Tutorials and Workshops

CSE/CNS professor Arun Kumar

With a big conference like SIGMOD, however, the main sessions are only part of the action. CSE‘s Arun Kumar co-presented a tutorial on systems, techniques and challenges in the space of data management and machine learning. “The tutorial attracted a packed audience with a mix of industry folks, professors and students,” recalled Kumar. “It was well-appreciated and stirred a lot of discussion.” (Slides and video from the tutorial are available on the SIGMOD tutorials page.)

Then there were the workshops co-located with SIGMOD 2017, and professor Kumar was heavily involved in three of them. He presented the invited academic keynote at the First Workshop on Data Management for End-to-End Machine Learning (DEEM). His talk focused on emerging research opportunities and challenges for the data management community in democratizing advanced analytics beyond just building faster/scalable ML algorithm implementations. It was well-attended and well-received by both researchers and practitioners. During the same DEEM Workshop, Kumar also had a joint paper with former colleagues at the University of Wisconsin-Madison (Lingjiao Chen and Paraschos Koutris). The paper explored “Model-based Pricing: Do Not Pay for More than What You Learn!”
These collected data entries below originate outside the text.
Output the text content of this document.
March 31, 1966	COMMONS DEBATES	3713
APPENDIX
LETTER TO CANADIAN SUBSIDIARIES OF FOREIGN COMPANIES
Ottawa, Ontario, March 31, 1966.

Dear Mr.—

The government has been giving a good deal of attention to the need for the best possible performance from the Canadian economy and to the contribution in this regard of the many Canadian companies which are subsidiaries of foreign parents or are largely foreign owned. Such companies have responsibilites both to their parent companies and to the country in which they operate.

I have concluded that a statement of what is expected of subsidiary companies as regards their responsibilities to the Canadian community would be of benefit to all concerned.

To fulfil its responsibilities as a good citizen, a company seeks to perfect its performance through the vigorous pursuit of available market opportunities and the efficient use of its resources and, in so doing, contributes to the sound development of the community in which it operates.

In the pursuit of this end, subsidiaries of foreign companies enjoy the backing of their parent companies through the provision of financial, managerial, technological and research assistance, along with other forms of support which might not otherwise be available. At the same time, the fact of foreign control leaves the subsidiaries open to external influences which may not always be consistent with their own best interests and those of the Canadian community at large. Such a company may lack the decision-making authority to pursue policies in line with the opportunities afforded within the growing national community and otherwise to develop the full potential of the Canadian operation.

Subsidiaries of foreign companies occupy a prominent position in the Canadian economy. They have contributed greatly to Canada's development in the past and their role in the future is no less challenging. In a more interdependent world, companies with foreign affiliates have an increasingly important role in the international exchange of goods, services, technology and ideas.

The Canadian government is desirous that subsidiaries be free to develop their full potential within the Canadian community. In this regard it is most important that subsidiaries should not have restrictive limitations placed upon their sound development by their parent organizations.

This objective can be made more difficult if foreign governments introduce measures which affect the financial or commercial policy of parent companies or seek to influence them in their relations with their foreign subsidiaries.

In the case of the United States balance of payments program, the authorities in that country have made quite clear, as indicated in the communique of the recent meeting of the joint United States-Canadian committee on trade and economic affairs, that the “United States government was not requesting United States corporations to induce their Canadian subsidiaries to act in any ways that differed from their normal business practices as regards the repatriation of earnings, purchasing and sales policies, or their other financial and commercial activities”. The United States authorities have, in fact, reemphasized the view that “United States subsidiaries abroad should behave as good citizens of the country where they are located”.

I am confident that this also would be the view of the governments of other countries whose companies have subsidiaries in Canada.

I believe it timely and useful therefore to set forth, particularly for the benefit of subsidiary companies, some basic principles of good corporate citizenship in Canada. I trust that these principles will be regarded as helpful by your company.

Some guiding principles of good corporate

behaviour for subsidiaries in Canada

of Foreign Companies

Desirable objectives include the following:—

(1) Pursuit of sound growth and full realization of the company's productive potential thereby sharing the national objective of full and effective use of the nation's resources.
Kumar and fellow CSE professor Lawrence Saul also co-authored a paper with graduate students Dharmil Chandarana and Vraj Shah. CSE M.S. student Shah presented the paper on “SpeakQL: Towards Speech-driven Multi-modal Querying” in the Workshop on Human-in-the-Loop Data Analytics (HILDA).
CSE postdoc Yannis Katsis also presented a paper co-authored by professor Papakonstantinou and Ph.D. student Nikos Koulouris during the HILDA workshop. The topic: “Assisting Discovery in Public Health”, which they co-authored with Qualcomm Institute researcher and UC San Diego School of Medicine professor Kevin Patrick.

VLDB 2017

With SIGMOD 2017 now history, Database Lab members are looking ahead to the other major database conference of the year, the International Conference on Very Large Data Bases (VLDB 2017). It’s scheduled for August 28-September 1 in Munich, Germany. CSE‘s database researchers are promising another banner presence for the group at the meeting.